The side are in Group B with Australia, New Zealand and Pakistan and the diminutive batter admits that South Africa’s women will not have it easy facing any of the teams in the group.

“Australia will most probably be our toughest competition in the group stage. They are the current ICC World Twenty20 champions; probably giving them huge confidence going into the tournament.

“However, they are also under a lot of pressure to win this World Cup after recently defeating the current ICC Women’s World Cup champions, England, in the final of the ICC WT20. They are very good in all three aspects of the game and have quite a few star players with lots of experience like Lisa Sthalekar, Jodie Fields, Ellyse Perry, Alex Blackwell, Jess Cameron and Meg Lanning,” admitted du Preez.

New Zealand, the runners up from the 2009 event will also prove a big challenge says the 23-year-old from Pretoria: “Facing the runners-up from the last ICC Women’s World Cup in our opening game, televised and under lights is definitely going to be a big challenge for us. They are also a very strong side and have made it to the semi-finals and finals numerous times in both formats.

“We have recently played them in the ICC World Twenty20 and we saw that the gap between us and them has definitely closed. We know what we can expect from them, so we just have to work on a few things from our side and ensure that when the momentum is on our side, we need to keep it with us. They also have a lot of experienced players like captain Suzie Bates, bowler Nicola Browne plus the likes of Sara McGlashan, Sian Ruck and Amy Satterthwaite.”

Pakistan makes up Group B and they are a side that South Africa is targeting in its bid to qualify for the Super Sixes section of the tournament. “Playing against a sub-continent side in the sub-continent is never going to be an easy task especially with the way they have improved over the past few years,” admitted du Preez.

“However, Pakistan will be our main target to help us secure a spot in the Super Sixes. We have quite a good track record against Pakistan and hopefully we can keep it that way. In our recent encounter at the ICC World Twenty20, we had managed to come out on top and have a bit of momentum going for us. Their bowling attack is very powerful and they also have star players like Sana Mir, Nain Abidi, Bismah Maroof and Javeria Khan.”

 

The prospect of playing in India is one that du Preez is relishing: “I am extremely excited about playing in India. I have travelled to the country before, to film the ICC WT20 advertising campaign, but this will be my first time playing in India and I can’t wait. I think it will be an amazing experience to playing cricket in a country where cricket is almost like a religion – I am literally counting the sleeps until we arrive!”

 

“I think with the improvement we have shown it is clear that we are catching up with the rest of the world,” admits du Preez when talking about her own side. “We definitely have the talent and the skills, I think we just need to play a lot more competitive cricket in order to gain experience and to learn from those experiences.

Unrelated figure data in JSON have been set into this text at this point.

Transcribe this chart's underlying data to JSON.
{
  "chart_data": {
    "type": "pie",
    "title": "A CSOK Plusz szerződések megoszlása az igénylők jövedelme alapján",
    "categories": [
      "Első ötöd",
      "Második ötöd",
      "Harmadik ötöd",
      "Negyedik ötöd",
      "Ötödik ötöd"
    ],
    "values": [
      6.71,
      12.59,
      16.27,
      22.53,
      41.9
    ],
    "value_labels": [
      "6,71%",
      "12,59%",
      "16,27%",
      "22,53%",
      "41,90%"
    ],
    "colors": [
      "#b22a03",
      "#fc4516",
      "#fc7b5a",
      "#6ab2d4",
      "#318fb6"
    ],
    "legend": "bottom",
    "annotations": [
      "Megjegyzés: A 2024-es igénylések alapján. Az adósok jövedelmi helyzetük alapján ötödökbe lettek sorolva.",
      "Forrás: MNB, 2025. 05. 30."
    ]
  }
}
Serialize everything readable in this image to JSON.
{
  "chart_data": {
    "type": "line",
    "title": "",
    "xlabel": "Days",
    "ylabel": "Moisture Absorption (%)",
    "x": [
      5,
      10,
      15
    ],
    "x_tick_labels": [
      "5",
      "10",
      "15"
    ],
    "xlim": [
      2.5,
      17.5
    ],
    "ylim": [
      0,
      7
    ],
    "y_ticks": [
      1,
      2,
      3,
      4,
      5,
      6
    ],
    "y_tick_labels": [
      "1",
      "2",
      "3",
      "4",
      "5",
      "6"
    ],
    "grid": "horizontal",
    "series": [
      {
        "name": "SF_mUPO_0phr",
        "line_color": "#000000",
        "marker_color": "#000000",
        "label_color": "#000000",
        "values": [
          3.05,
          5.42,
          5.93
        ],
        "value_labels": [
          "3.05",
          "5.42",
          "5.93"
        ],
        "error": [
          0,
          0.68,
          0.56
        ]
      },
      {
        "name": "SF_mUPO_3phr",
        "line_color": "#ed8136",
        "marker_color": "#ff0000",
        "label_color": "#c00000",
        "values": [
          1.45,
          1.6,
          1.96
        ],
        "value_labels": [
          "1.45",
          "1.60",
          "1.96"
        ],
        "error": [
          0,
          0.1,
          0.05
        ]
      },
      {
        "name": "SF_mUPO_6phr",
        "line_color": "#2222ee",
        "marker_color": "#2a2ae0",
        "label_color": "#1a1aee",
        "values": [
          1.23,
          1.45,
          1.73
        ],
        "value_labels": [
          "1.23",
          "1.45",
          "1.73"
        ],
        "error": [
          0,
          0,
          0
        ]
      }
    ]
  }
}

“We are currently in the West Indies to play some competitive cricket and to prepare us for the World Cup. I also think we can focus a bit more on the mental-side of things and work on our mental toughness and self-belief.”

With regards to self-belief, du Preez believes the mind-set of her side will be key for the tournament as the change from 20-overs to 50-overs isn’t seamless.

“I think the biggest challenge going from an ICC World Twenty20 to an ICC Cricket World Cup is the mind-set shift that is required and then adapting your skill to the different format. I believe it’s definitely going to take brilliant individual performances within the team environment to help us to do well in the ICC Women’s World Cup and every single player is going to play a vital role.

“With the 50-over World Cup, fitness is going to play a vital role in the hot and humid India. Thus a lot of our time is currently spent on getting us as fit as possible while working on different aspects of our individual game. We recently had a structure change and we now have a new coach and we are certain that seeing things from his different perspective will also add value,” concluded the Proteas’ captain.